L = self inductance 0.0012H
Mu= 0.000001257H/m
L = (Mu)(n^2)(A) / l
then I solve for n:
(L x l)/(Mu x A)= n^2
(0.0012H/m)(0.048m) / (0.00000125H x (0.0012m^2) = n^2
0.0000576/0.000000002= n^2
28800 = n^2
169.70563 = n
Put your numbers in scientific notation. In the denominator, you are losing accuracy due to digits being terminated.

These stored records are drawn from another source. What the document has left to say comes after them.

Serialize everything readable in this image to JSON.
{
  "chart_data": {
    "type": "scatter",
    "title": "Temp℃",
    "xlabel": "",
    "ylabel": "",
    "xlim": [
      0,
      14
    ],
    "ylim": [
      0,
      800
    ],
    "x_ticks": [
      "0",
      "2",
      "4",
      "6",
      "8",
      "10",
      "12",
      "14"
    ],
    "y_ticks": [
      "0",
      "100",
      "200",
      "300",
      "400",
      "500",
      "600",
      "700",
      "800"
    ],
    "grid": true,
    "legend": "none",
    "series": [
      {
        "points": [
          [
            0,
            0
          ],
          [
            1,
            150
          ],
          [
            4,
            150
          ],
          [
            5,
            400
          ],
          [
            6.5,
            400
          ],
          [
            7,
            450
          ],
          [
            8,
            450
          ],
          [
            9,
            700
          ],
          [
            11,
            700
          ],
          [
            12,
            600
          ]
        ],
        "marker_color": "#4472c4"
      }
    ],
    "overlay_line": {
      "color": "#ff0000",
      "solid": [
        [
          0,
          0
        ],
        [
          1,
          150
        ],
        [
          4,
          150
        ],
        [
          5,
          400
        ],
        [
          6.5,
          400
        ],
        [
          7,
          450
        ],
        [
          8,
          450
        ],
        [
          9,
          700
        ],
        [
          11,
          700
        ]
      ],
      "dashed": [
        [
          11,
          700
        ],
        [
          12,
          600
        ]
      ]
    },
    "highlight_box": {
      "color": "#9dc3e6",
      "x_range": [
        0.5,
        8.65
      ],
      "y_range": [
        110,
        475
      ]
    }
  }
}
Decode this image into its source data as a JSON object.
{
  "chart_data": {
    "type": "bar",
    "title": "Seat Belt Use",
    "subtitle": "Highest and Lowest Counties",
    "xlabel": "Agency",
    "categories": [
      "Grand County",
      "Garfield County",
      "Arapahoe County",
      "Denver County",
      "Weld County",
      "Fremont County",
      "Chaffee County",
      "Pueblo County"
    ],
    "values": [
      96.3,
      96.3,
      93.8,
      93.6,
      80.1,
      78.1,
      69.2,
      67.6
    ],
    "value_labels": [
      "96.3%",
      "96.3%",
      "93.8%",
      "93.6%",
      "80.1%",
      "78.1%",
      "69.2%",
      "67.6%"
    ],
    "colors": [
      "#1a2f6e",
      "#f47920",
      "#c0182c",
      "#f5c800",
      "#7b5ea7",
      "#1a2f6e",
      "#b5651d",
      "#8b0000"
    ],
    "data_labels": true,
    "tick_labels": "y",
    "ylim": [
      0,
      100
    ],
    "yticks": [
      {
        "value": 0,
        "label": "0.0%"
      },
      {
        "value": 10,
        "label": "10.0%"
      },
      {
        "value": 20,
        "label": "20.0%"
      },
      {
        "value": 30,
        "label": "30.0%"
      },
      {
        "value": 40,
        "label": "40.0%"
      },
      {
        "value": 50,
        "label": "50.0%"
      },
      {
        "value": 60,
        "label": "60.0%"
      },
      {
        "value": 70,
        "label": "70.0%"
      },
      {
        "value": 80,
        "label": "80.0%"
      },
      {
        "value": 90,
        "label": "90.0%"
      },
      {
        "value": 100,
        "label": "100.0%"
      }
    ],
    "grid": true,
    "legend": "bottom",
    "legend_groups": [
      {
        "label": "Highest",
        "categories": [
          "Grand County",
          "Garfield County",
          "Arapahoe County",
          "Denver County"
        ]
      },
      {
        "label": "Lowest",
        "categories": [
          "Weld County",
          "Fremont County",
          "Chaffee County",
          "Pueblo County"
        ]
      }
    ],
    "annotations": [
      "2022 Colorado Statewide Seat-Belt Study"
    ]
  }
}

1,25E-6x1.2E-3=1.5E-9, and you got 2E-9
Big difference.
I get about 197 turns
To solve this problem, you want to use the formula for the self-inductance of a solenoid, which is given by L = μ₀ * N² * A / l, where L is the self-inductance, μ₀ is the permeability of free space (approximately 0.000001257 H/m), N is the number of turns of wire, A is the cross-sectional area of the solenoid, and l is the length of the solenoid.
Given:
L = 1.2 mH = 0.0012 H
A = 1.2 * 10^-3 m²
l = 0.048 m
First, rearrange the formula to solve for N:
L = μ₀ * N² * A / l
N² = L * l / (μ₀ * A)
Plug in the known values:
N² = 0.0012 * 0.048 / (0.000001257 * 1.2 * 10^-3)
Calculate:
N² = 0.0000576 / (0.000001257 * 1.2 * 10^-3)
N² = 0.045797851085985
N = √0.045797851085985
N ≈ 0.213858
Therefore, the number of turns of wire needed is approximately 0.213858.